As temperature rise across Alberta, so are massive pools of water, sending crews and homeowners scrambling to keep localized flooding at bay and water away from basements.
Road crews in Edmonton, Calgary and beyond are working around the clock to keep pooling water under control and drainage crews are responding to calls about blocked sewers and overflowing catch basins.
Derek Melmoth, director of drainage operations for the City of Edmonton, told the Edmonton Sun hundreds of calls have been fielded since Saturday and crews are currently experiencing several days of work ahead of them.
Large pools of water caused by melting snow and ice, along with several burst water mains have kept crews hopping.
"There's been a large number of water main breaks this year, and in some key locations -- they are always a nuisance when the weather gets warmer," Melmoth told the Sun, adding that residents may see more water main breaks as temperatures rise.
Crews, Melmoth told the Edmonton Journal, are tackling ice, snow and water buildup with picks, shovels and axes, but in some cases heavy-duty equipment has been brought in to suck up and flush out water.
Edmonton Mayor Don Iveson also encouraged residents to help out in their neighbourhoods.
Alberta Environment and Sustainable Resource Development issued an emergency alert Monday, warning of overland flooding due to rapid snow melt across the province.
"The generally cool spring conditions combined with the heavy snowfalls...has resulted in a plains snowpack that is much above average in the central, southern, and Peace regions of the province, that has not had the opportunity to melt gradually. Typical snow melt in Alberta occurs with gradually warming air temperatures, as opposed to the sudden and sustained increases in temperatures that are expected over the next week," the alert read.
Meanwhile in Calgary, residents in several neighbourhoods have been working around the clock to keep water out of their basements.
"At this point, it's just trying to keep snow and water away from that side of my house where it was coming in until summer," Southwood resident Krista Beavis told CBC Calgary, after her basement experienced some flooding Sunday afternoon.
As of Monday, the City of Calgary had received more than 1,200 calls about frozen catch basins.
Crews are working first to stop water from entering homes, garages and businesses, the city said in a release, and said additional crews have been brought in.
“If you find there is a problem with a catch basin, the city does not advise that you try to clear it yourself as you cannot see potential hazards under the water's surface.”

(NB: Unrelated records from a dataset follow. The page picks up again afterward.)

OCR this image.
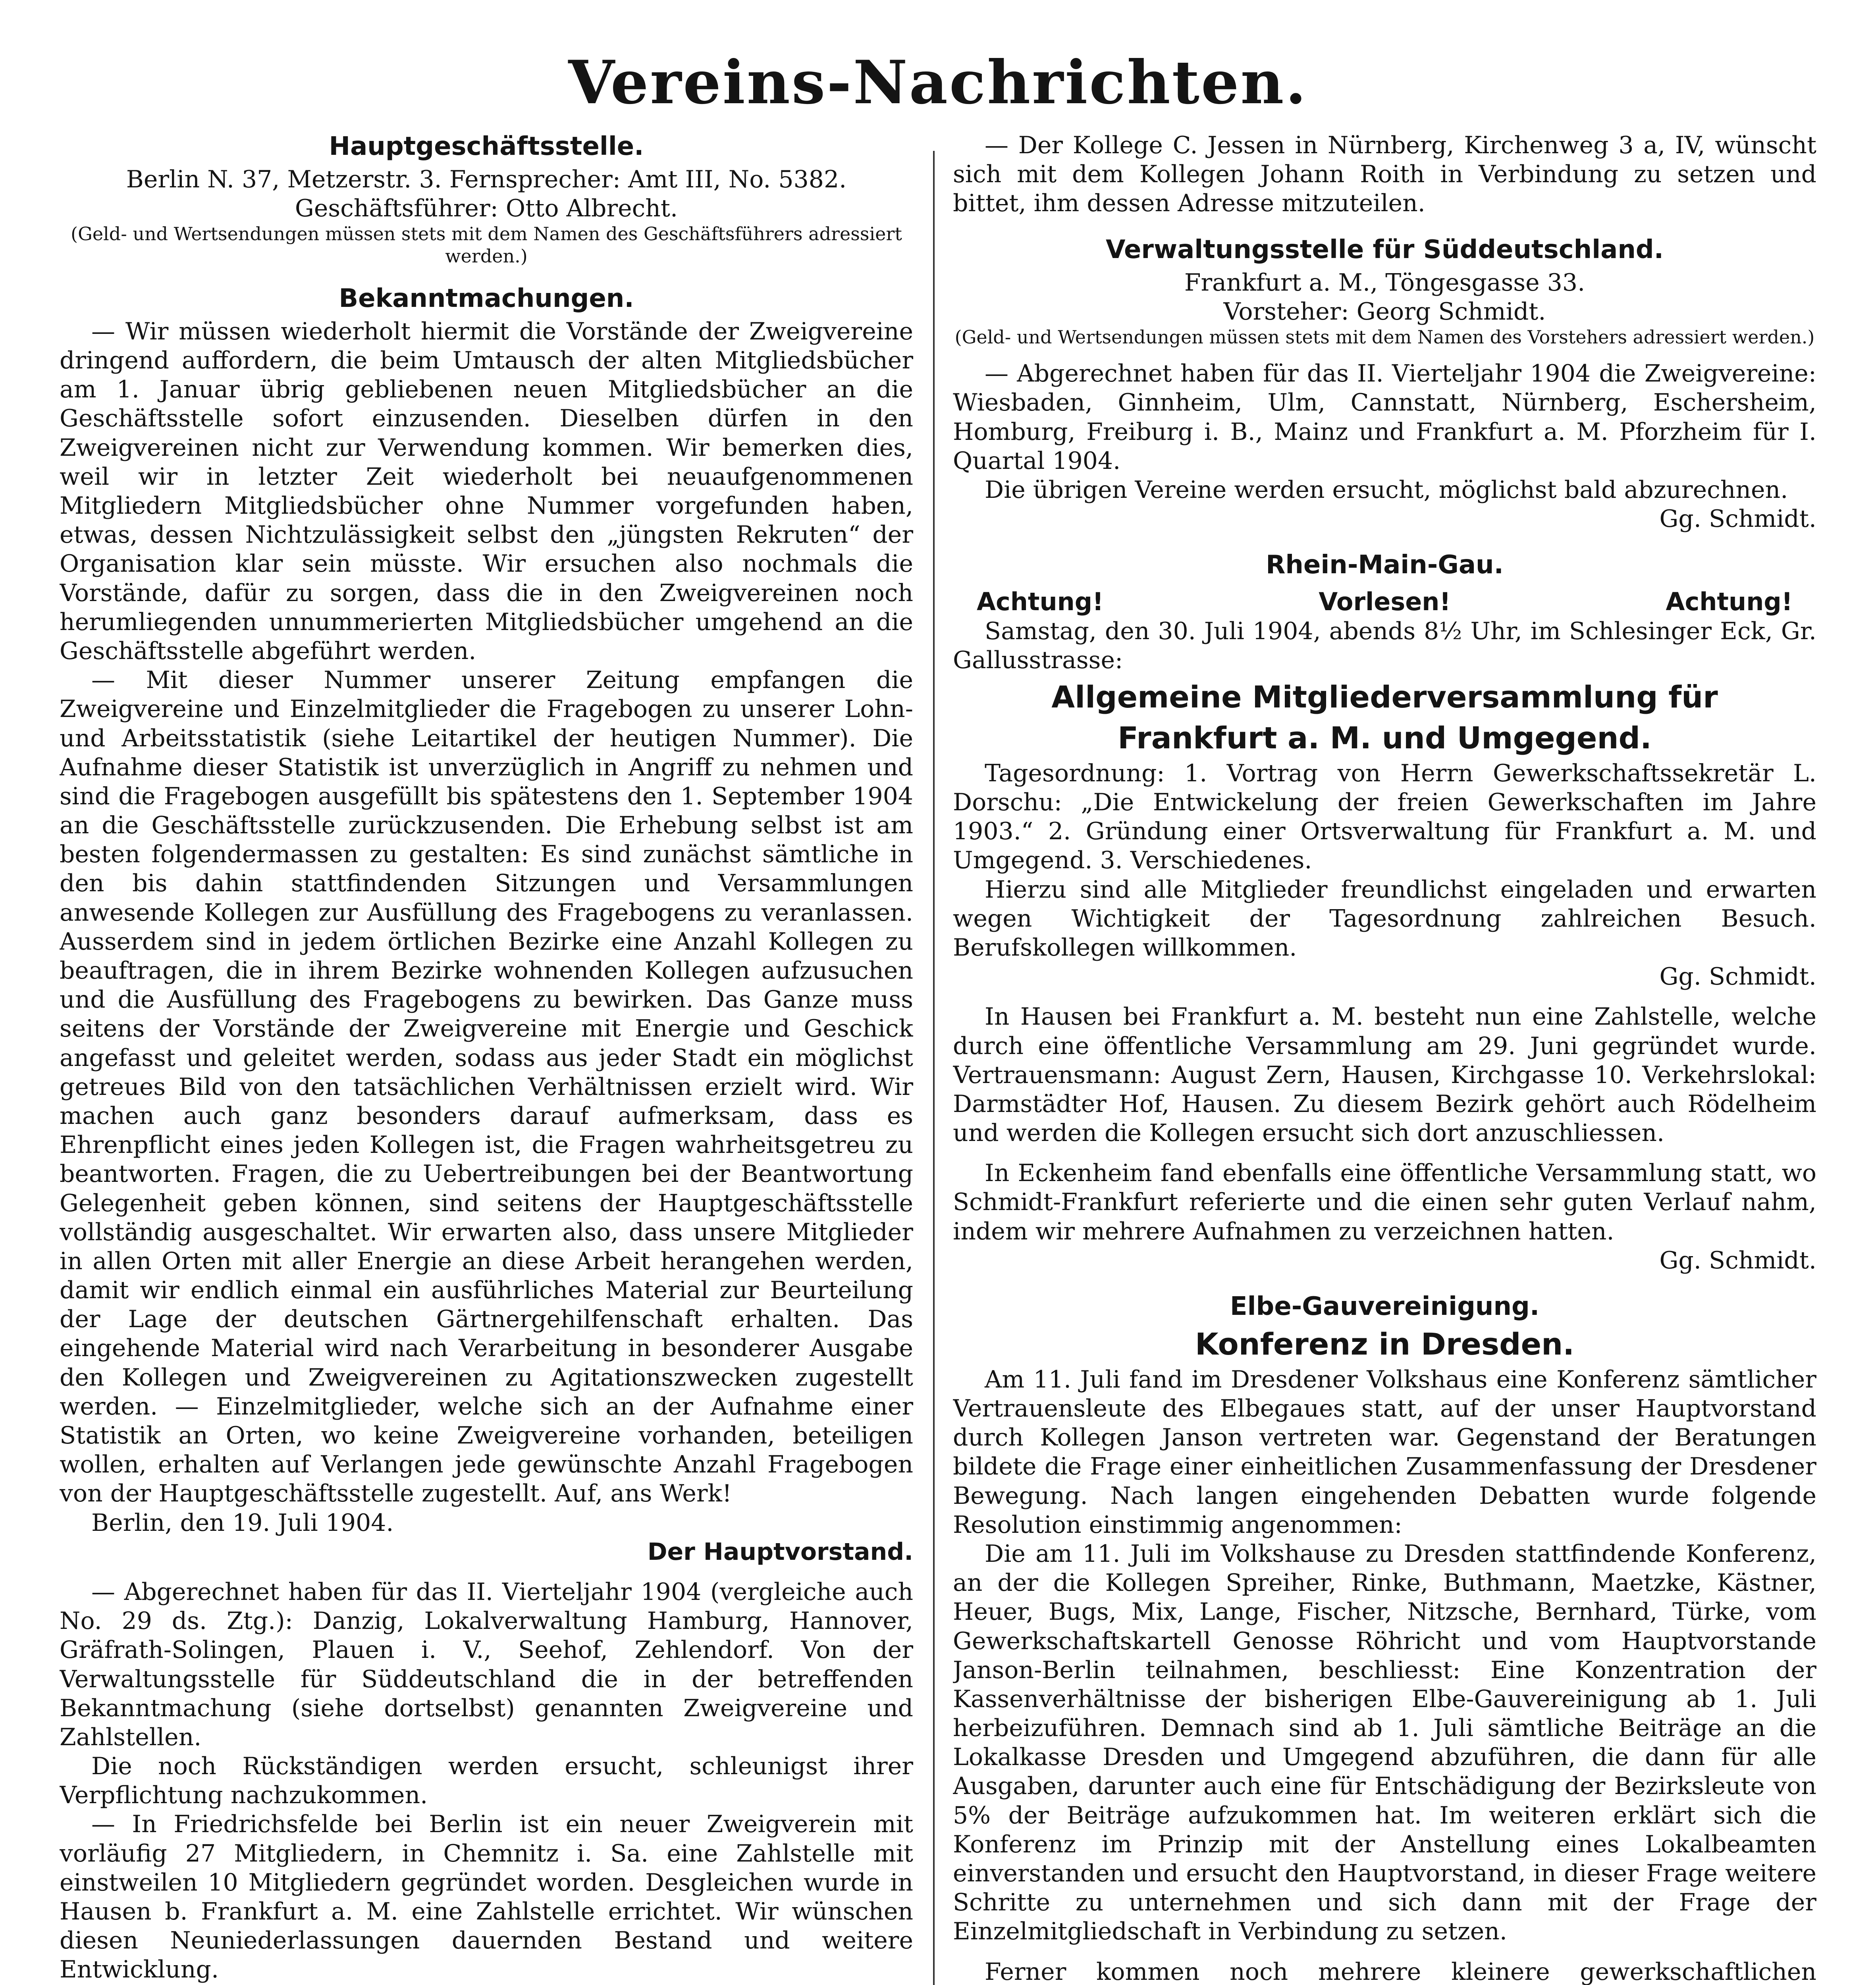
Vereins-Nachrichten.
Hauptgeschäftsstelle.
Berlin N. 37, Metzerstr. 3. Fernsprecher: Amt III, No. 5382.
Geschäftsführer: Otto Albrecht.
(Geld- und Wertsendungen müssen stets mit dem Namen des Geschäftsführers adressiert werden.)
Bekanntmachungen.

— Wir müssen wiederholt hiermit die Vorstände der Zweigvereine dringend auffordern, die beim Umtausch der alten Mitgliedsbücher am 1. Januar übrig gebliebenen neuen Mitgliedsbücher an die Geschäftsstelle sofort einzusenden. Dieselben dürfen in den Zweigvereinen nicht zur Verwendung kommen. Wir bemerken dies, weil wir in letzter Zeit wiederholt bei neuaufgenommenen Mitgliedern Mitgliedsbücher ohne Nummer vorgefunden haben, etwas, dessen Nichtzulässigkeit selbst den „jüngsten Rekruten“ der Organisation klar sein müsste. Wir ersuchen also nochmals die Vorstände, dafür zu sorgen, dass die in den Zweigvereinen noch herumliegenden unnummerierten Mitgliedsbücher umgehend an die Geschäftsstelle abgeführt werden.

— Mit dieser Nummer unserer Zeitung empfangen die Zweigvereine und Einzelmitglieder die Fragebogen zu unserer Lohn- und Arbeitsstatistik (siehe Leitartikel der heutigen Nummer). Die Aufnahme dieser Statistik ist unverzüglich in Angriff zu nehmen und sind die Fragebogen ausgefüllt bis spätestens den 1. September 1904 an die Geschäftsstelle zurückzusenden. Die Erhebung selbst ist am besten folgendermassen zu gestalten: Es sind zunächst sämtliche in den bis dahin stattfindenden Sitzungen und Versammlungen anwesende Kollegen zur Ausfüllung des Fragebogens zu veranlassen. Ausserdem sind in jedem örtlichen Bezirke eine Anzahl Kollegen zu beauftragen, die in ihrem Bezirke wohnenden Kollegen aufzusuchen und die Ausfüllung des Fragebogens zu bewirken. Das Ganze muss seitens der Vorstände der Zweigvereine mit Energie und Geschick angefasst und geleitet werden, sodass aus jeder Stadt ein möglichst getreues Bild von den tatsächlichen Verhältnissen erzielt wird. Wir machen auch ganz besonders darauf aufmerksam, dass es Ehrenpflicht eines jeden Kollegen ist, die Fragen wahrheitsgetreu zu beantworten. Fragen, die zu Uebertreibungen bei der Beantwortung Gelegenheit geben können, sind seitens der Hauptgeschäftsstelle vollständig ausgeschaltet. Wir erwarten also, dass unsere Mitglieder in allen Orten mit aller Energie an diese Arbeit herangehen werden, damit wir endlich einmal ein ausführliches Material zur Beurteilung der Lage der deutschen Gärtnergehilfenschaft erhalten. Das eingehende Material wird nach Verarbeitung in besonderer Ausgabe den Kollegen und Zweigvereinen zu Agitationszwecken zugestellt werden. — Einzelmitglieder, welche sich an der Aufnahme einer Statistik an Orten, wo keine Zweigvereine vorhanden, beteiligen wollen, erhalten auf Verlangen jede gewünschte Anzahl Fragebogen von der Hauptgeschäftsstelle zugestellt. Auf, ans Werk!

Berlin, den 19. Juli 1904.

Der Hauptvorstand.

— Abgerechnet haben für das II. Vierteljahr 1904 (vergleiche auch No. 29 ds. Ztg.): Danzig, Lokalverwaltung Hamburg, Hannover, Gräfrath-Solingen, Plauen i. V., Seehof, Zehlendorf. Von der Verwaltungsstelle für Süddeutschland die in der betreffenden Bekanntmachung (siehe dortselbst) genannten Zweigvereine und Zahlstellen.

Die noch Rückständigen werden ersucht, schleunigst ihrer Verpflichtung nachzukommen.

— In Friedrichsfelde bei Berlin ist ein neuer Zweigverein mit vorläufig 27 Mitgliedern, in Chemnitz i. Sa. eine Zahlstelle mit einstweilen 10 Mitgliedern gegründet worden. Desgleichen wurde in Hausen b. Frankfurt a. M. eine Zahlstelle errichtet. Wir wünschen diesen Neuniederlassungen dauernden Bestand und weitere Entwicklung.

— Der Kollege C. Jessen in Nürnberg, Kirchenweg 3 a, IV, wünscht sich mit dem Kollegen Johann Roith in Verbindung zu setzen und bittet, ihm dessen Adresse mitzuteilen.

Verwaltungsstelle für Süddeutschland.
Frankfurt a. M., Töngesgasse 33.
Vorsteher: Georg Schmidt.
(Geld- und Wertsendungen müssen stets mit dem Namen des Vorstehers adressiert werden.)

— Abgerechnet haben für das II. Vierteljahr 1904 die Zweigvereine: Wiesbaden, Ginnheim, Ulm, Cannstatt, Nürnberg, Eschersheim, Homburg, Freiburg i. B., Mainz und Frankfurt a. M. Pforzheim für I. Quartal 1904.

Die übrigen Vereine werden ersucht, möglichst bald abzurechnen.

Gg. Schmidt.
Rhein-Main-Gau.
Achtung!	Vorlesen!	Achtung!

Samstag, den 30. Juli 1904, abends 8½ Uhr, im Schlesinger Eck, Gr. Gallusstrasse:

Allgemeine Mitgliederversammlung für
Frankfurt a. M. und Umgegend.

Tagesordnung: 1. Vortrag von Herrn Gewerkschaftssekretär L. Dorschu: „Die Entwickelung der freien Gewerkschaften im Jahre 1903.“ 2. Gründung einer Ortsverwaltung für Frankfurt a. M. und Umgegend. 3. Verschiedenes.

Hierzu sind alle Mitglieder freundlichst eingeladen und erwarten wegen Wichtigkeit der Tagesordnung zahlreichen Besuch. Berufskollegen willkommen.

Gg. Schmidt.

In Hausen bei Frankfurt a. M. besteht nun eine Zahlstelle, welche durch eine öffentliche Versammlung am 29. Juni gegründet wurde. Vertrauensmann: August Zern, Hausen, Kirchgasse 10. Verkehrslokal: Darmstädter Hof, Hausen. Zu diesem Bezirk gehört auch Rödelheim und werden die Kollegen ersucht sich dort anzuschliessen.

In Eckenheim fand ebenfalls eine öffentliche Versammlung statt, wo Schmidt-Frankfurt referierte und die einen sehr guten Verlauf nahm, indem wir mehrere Aufnahmen zu verzeichnen hatten.

Gg. Schmidt.
Elbe-Gauvereinigung.
Konferenz in Dresden.

Am 11. Juli fand im Dresdener Volkshaus eine Konferenz sämtlicher Vertrauensleute des Elbegaues statt, auf der unser Hauptvorstand durch Kollegen Janson vertreten war. Gegenstand der Beratungen bildete die Frage einer einheitlichen Zusammenfassung der Dresdener Bewegung. Nach langen eingehenden Debatten wurde folgende Resolution einstimmig angenommen:

Die am 11. Juli im Volkshause zu Dresden stattfindende Konferenz, an der die Kollegen Spreiher, Rinke, Buthmann, Maetzke, Kästner, Heuer, Bugs, Mix, Lange, Fischer, Nitzsche, Bernhard, Türke, vom Gewerkschaftskartell Genosse Röhricht und vom Hauptvorstande Janson-Berlin teilnahmen, beschliesst: Eine Konzentration der Kassenverhältnisse der bisherigen Elbe-Gauvereinigung ab 1. Juli herbeizuführen. Demnach sind ab 1. Juli sämtliche Beiträge an die Lokalkasse Dresden und Umgegend abzuführen, die dann für alle Ausgaben, darunter auch eine für Entschädigung der Bezirksleute von 5% der Beiträge aufzukommen hat. Im weiteren erklärt sich die Konferenz im Prinzip mit der Anstellung eines Lokalbeamten einverstanden und ersucht den Hauptvorstand, in dieser Frage weitere Schritte zu unternehmen und sich dann mit der Frage der Einzelmitgliedschaft in Verbindung zu setzen.

Ferner kommen noch mehrere kleinere gewerkschaftlichen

Second in priority are open manholes, playground and hospital zones and bus and handicap zones, followed by flooded roadways and intersections.
However, officials say that for the moment major rivers are not expected to experience a dramatic increase in water levels, alleviating some concerns that flooding similar to June 2013's deluge are on the way.
“I’m wondering if this might be spring. Maybe our seasons actually came in order this year?” Calgary Mayor Naheed Nenshi told Global Calgary Monday.
“We are getting some localized flooding. I don’t think it’s havoc. but we are getting some localized pooling.”
The City recommends those concerned about flooding shovel ice away from their foundations and ensure eavestroughs are clear of ice and debris.